A simulation study of kernel density estimation and histogram
- 1 Introduction
- 2 Methods
- Histograms
- Kernel density estimation
- Cross-validation
- 3 Data generating processes and preliminary experiments
- Simulation processes
- Results
- 4 Monte Carlo simulation study
- 5 Conclusion
- References
看来我擅长把给了半个月的作业三天弄完。虽然质量低迷还不严谨,但至少看起来还好看啊!我愿称R Markdown为最佳文档编辑格式(是的LaTeX还是不会)。简单高效,代码输出好排版,还有bookdown这种好东西。还有谁!学!都去学!(R Markdown Cookbook)
1 Introduction
To estimate distributions from data, the parametric way is to hypothesize a parametric family and estimate the parameters from the samples.
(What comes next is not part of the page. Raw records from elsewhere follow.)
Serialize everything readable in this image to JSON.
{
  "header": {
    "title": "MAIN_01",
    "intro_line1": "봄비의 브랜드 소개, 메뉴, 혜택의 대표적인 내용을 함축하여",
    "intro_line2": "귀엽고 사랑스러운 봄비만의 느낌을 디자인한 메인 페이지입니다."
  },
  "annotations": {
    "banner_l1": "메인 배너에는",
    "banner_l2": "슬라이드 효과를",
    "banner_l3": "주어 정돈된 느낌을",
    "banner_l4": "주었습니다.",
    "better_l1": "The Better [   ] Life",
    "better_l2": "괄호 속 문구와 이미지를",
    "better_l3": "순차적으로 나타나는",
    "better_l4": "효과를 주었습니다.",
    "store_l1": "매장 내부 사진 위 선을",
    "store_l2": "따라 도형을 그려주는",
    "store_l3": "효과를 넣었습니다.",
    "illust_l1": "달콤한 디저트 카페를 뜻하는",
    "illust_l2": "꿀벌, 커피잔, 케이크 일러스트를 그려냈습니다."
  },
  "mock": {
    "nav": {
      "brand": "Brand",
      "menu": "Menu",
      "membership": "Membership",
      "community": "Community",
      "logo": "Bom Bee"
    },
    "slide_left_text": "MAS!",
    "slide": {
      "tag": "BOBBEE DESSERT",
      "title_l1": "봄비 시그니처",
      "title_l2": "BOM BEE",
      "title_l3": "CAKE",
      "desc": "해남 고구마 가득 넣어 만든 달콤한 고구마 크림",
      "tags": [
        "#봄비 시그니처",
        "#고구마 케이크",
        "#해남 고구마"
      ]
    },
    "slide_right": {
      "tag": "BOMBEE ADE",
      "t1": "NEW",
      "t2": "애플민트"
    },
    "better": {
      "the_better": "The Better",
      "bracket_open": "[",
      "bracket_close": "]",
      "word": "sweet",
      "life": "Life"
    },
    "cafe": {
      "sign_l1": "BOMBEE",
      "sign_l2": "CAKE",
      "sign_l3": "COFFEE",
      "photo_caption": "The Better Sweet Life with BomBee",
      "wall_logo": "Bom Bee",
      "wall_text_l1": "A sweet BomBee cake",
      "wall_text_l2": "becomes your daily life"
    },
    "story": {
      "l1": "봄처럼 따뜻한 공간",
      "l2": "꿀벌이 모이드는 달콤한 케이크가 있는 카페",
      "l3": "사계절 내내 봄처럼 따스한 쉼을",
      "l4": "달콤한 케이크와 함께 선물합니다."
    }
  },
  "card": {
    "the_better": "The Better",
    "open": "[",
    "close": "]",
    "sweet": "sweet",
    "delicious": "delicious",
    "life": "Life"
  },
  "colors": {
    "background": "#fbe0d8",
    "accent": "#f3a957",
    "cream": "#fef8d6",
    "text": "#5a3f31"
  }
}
However, for data with complex structures, it is often difficult to obtain any assumptions about the parameter family of the underlying density function, which requires more general approaches. Nonparametric density estimation involves estimating densities with as few distributional assumptions as possible, with the histogram being the simplest. Kernel density estimation (KDE) is another nonparametric method that gives smooth estimators compared with the histogram. This report compares the performance of the kernel density estimator with that of the histogram on univariate random variables.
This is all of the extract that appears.